Finance Secretary Benjamin Diokno welcomed Moody’s Investors Service’s rating decision on Thursday (September 15), which reaffirmed the Philippines’ Baa2 with a “stable” outlook, citing the resilience of the country’s economic recovery to external pressures and the government’s commitment to policy continuity.
“We welcome Moody’s reaffirmation of its favorable rating and outlook for the Philippines. The Marcos administration will continue to exercise fiscal prudence to ensure sufficient funding for our programs while meeting our financial obligations,” said Secretary Diokno.
Moody’s rating action was driven by the view that the challenging global credit conditions will not derail the country’s continued recovery from the COVID-19 pandemic.
In Moody’s view, the rebound in the country’s economic activity since mid-2021 has been strong and will be resilient to the current challenges posed by the turn in global credit conditions over the near-term.

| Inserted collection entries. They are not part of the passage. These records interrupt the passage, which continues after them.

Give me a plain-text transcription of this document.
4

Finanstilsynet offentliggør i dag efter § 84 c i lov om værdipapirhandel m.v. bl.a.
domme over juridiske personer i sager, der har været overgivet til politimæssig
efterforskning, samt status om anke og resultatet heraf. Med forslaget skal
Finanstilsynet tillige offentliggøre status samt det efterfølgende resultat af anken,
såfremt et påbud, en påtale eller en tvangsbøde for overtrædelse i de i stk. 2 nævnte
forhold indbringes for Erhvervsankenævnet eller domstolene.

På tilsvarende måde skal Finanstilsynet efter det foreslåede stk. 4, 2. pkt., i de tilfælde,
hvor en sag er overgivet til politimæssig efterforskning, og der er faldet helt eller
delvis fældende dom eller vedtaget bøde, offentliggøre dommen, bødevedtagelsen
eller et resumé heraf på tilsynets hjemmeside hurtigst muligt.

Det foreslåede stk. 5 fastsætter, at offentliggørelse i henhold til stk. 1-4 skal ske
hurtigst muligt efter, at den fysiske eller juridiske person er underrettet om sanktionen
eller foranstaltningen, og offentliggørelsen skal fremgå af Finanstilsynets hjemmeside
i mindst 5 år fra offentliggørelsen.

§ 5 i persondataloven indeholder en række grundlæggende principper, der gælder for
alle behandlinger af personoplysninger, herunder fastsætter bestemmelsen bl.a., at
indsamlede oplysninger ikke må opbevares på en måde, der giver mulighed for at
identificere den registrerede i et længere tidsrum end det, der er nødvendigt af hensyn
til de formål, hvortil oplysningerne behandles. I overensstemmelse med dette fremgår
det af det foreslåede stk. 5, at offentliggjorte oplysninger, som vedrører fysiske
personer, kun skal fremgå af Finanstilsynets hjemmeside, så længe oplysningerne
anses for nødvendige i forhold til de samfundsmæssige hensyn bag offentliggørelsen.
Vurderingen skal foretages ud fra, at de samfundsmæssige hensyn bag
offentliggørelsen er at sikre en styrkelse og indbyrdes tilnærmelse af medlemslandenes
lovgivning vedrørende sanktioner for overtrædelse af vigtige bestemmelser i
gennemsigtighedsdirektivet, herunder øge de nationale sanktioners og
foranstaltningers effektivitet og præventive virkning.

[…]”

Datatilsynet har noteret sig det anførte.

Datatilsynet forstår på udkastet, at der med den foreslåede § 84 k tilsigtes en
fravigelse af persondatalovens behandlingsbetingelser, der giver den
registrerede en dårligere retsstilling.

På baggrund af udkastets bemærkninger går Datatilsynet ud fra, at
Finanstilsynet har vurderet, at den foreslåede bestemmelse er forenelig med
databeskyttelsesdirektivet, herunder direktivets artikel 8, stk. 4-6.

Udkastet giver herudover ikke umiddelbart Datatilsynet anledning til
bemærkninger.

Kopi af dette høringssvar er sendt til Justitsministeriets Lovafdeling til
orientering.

The Philippine economy is likewise not significantly exposed to Russia. The country is less dependent on external demand as compared to Asia-Pacific peers given its relatively large domestic market, which in turn is further supported by stable remittance inflows from overseas Filipinos.
Moody’s also said that the government’s commitment to policy reforms helps assure gradual fiscal repair, following a reversal of the strengthening of the government’s fiscal and debt metrics resulting from the pandemic.
Moody’s cited the Marcos administration’s introduction of a Medium-Term Fiscal Framework as an assurance of gradual fiscal consolidation and debt stabilization.
The Framework, which aims to reduce the fiscal deficit, promote fiscal sustainability, and enable robust economic growth, emphasizes broadening revenue generation and maintaining high infrastructure spending.
The Philippines likewise retains fundamental strengths in terms of the stability of the banking system and the capacity to meet external debt repayments, despite cyclical pressures on the balance of payments and consequent exchange rate depreciation.
Moody’s also reaffirmed the government’s foreign currency senior unsecured shelf rating at (P)Baa2 and the senior unsecured ratings for the liabilities of the Bangko Sentral ng Pilipinas (BSP) at Baa2.
According to Moody’s, the credit quality of the BSP is closely aligned with that of the government.